A Comissão de Legislação Participativa da Câmara dos Deputados promoveu, nesta quinta-feira (9), um debate sobre os impactos da exploração de petróleo no desenvolvimento socioeconômico do Brasil. Diante da recente negativa do Ibama ao plano da Petrobras de resgate de fauna, a pauta da prospecção na Foz do Amazonas foi objeto de críticas sinérgicas da sociedade civil e parlamentares à abertura dessa nova fronteira exploratória.
O encontro reuniu parlamentares, representantes de organizações da sociedade civil, especialistas em clima e comunidades diretamente afetadas pela indústria petrolífera.

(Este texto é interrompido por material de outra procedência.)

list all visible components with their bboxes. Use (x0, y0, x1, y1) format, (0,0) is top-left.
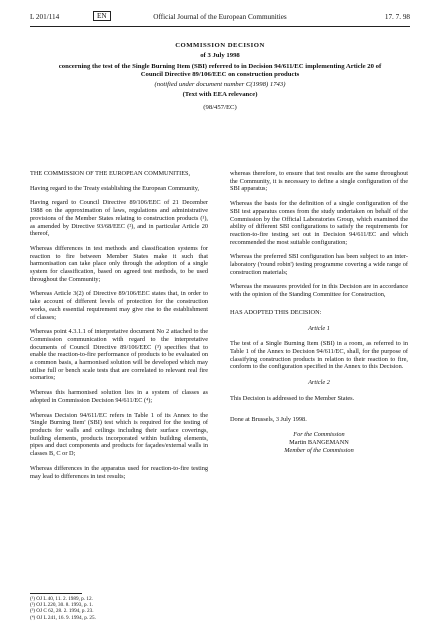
decision-subject: concerning the test of the Single Burning Item (SBI) referred to in Decision 94/611/EC implementing Article 20 of Council Directive 89/106/EEC on construction products (58, 62, 382, 78)
signature-for: For the Commission (293, 431, 345, 439)
journal-title: Official Journal of the European Communities (153, 13, 287, 21)
header-rule (30, 26, 410, 27)
notified-under: (notified under document number C(1998) 1743) (154, 81, 286, 89)
article-2-heading: Article 2 (308, 379, 330, 387)
recital: Whereas the measures provided for in this Decision are in accordance with the opinion of the Standing Committee for Construction, (230, 283, 408, 299)
page-reference: L 201/114 (30, 13, 60, 21)
right-column (230, 170, 408, 454)
recital: Whereas the basis for the definition of a single configuration of the SBI test apparatus comes from the study undertaken on behalf of the Commission by the Official Laboratories Group, which examined the ability of different SBI configurations to satisfy the requirements for reaction-to-fire testing set out in Decision 94/611/EC and which recommended the most suitable configuration; (230, 200, 408, 246)
adoption-statement: HAS ADOPTED THIS DECISION: (230, 308, 322, 316)
language-badge: EN (93, 11, 111, 21)
issue-date: 17. 7. 98 (384, 13, 410, 21)
footnote-rule (30, 593, 82, 594)
recital: Whereas Decision 94/611/EC refers in Table 1 of its Annex to the 'Single Burning Item' (SBI) test which is required for the testing of products for walls and ceilings including their surface coverings, building elements, products incorporated within building elements, pipes and duct components and products for façades/external walls in classes B, C or D; (30, 411, 208, 458)
footnote: (¹) OJ L 40, 11. 2. 1989, p. 12. (30, 596, 93, 602)
recital: Whereas the preferred SBI configuration has been subject to an inter-laboratory ('round robin') testing programme covering a wide range of construction materials; (230, 253, 408, 276)
footnotes (30, 596, 96, 621)
decision-date: of 3 July 1998 (200, 52, 240, 60)
recital: THE COMMISSION OF THE EUROPEAN COMMUNITIES, (30, 170, 191, 177)
decision-title-block (30, 42, 410, 112)
signature-block (230, 431, 408, 454)
recital: Whereas differences in the apparatus used for reaction-to-fire testing may lead to differences in test results; (30, 464, 208, 480)
recital: Having regard to Council Directive 89/106/EEC of 21 December 1988 on the approximation of laws, regulations and administrative provisions of the Member States relating to construction products (¹), as amended by Directive 93/68/EEC (²), and in particular Article 20 thereof, (30, 199, 208, 238)
journal-header (30, 10, 410, 26)
footnote: (⁴) OJ L 241, 16. 9. 1994, p. 25. (30, 614, 96, 621)
recital: whereas therefore, to ensure that test results are the same throughout the Community, it is necessary to define a single configuration of the SBI apparatus; (230, 170, 408, 193)
done-at: Done at Brussels, 3 July 1998. (230, 416, 307, 424)
article-1-heading: Article 1 (308, 324, 330, 332)
article-1-text: The test of a Single Burning Item (SBI) in a room, as referred to in Table 1 of the Annex to Decision 94/611/EC, shall, for the purpose of classifying construction products in relation to their reaction to fire, conform to the configuration specified in the Annex to this Decision. (230, 340, 408, 371)
decision-number: (98/457/EC) (203, 103, 237, 111)
left-column (30, 170, 208, 487)
footnote: (³) OJ C 62, 28. 2. 1994, p. 23. (30, 608, 94, 615)
recital: Whereas differences in test methods and classification systems for reaction to fire between Member States make it such that harmonisation can take place only through the adoption of a single system for classification, based on agreed test methods, to be used throughout the Community; (30, 244, 208, 283)
signature-name: Martin BANGEMANN (289, 438, 349, 446)
article-2-text: This Decision is addressed to the Member States. (230, 394, 355, 402)
recital: Whereas Article 3(2) of Directive 89/106/EEC states that, in order to take account of different levels of protection for the construction works, each essential requirement may give rise to the establishment of classes; (30, 290, 208, 321)
decision-type: COMMISSION DECISION (175, 42, 265, 49)
recital: Whereas point 4.3.1.1 of interpretative document No 2 attached to the Commission communication with regard to the interpretative documents of Council Directive 89/106/EEC (³) specifies that to enable the reaction-to-fire performance of products to be evaluated on a common basis, a harmonised solution will be developed which may utilise full or bench scale tests that are correlated to relevant real fire scenarios; (30, 328, 208, 382)
recital: Having regard to the Treaty establishing the European Community, (30, 184, 200, 192)
footnote: (²) OJ L 220, 30. 8. 1993, p. 1. (30, 602, 94, 609)
recital: Whereas this harmonised solution lies in a system of classes as adopted in Commission Decision 94/611/EC (⁴); (30, 389, 208, 404)
eea-relevance: (Text with EEA relevance) (182, 91, 258, 99)
signature-role: Member of the Commission (284, 446, 354, 454)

O debate, solicitado pela deputada Talíria Petrone (PSOL-RJ), questionou a narrativa de que a exploração de petróleo gera desenvolvimento local. Para Petrone, experiências em municípios como Macaé (RJ) e comunidades tradicionais como a Ilha da Maré (BA) demonstram que os benefícios econômicos da atividade não se traduzem em melhoria da qualidade de vida.
“É fundamental discutir com profundidade, transparência e participação social os reais custos e benefícios desse modelo de desenvolvimento predatório”, afirmou a deputada.
Ela relata que em Macaé, conhecida como a “capital nacional do petróleo”, a arrecadação de royalties bilionários não impediu o aumento da pobreza. Dados do IBGE apontam que 31,5% da população vive com até meio salário mínimo por pessoa. Entre 2010 e 2020, o município acumulou R$ 1,5 bilhão em royalties do petróleo, mas a taxa de pobreza aumentou, desmontando a tese de que explorar petróleo gera desenvolvimento local.
Confira a audiência
Participação da sociedade civil
Renata Prata, coordenadora de Advocacy do Instituto Internacional ARAYARA, criticou que apenas 0,16% da renda nacional do petróleo foi destinada à transição energética. Ela destacou a importância da participação social e lamentou que, embora a ARAYARA tenha sido eleita para representar a temática de petróleo e gás no Fórum Nacional de Transição Energética (FONTE), nenhuma reunião foi realizada até o momento, em pleno ano de COP30 no Brasil.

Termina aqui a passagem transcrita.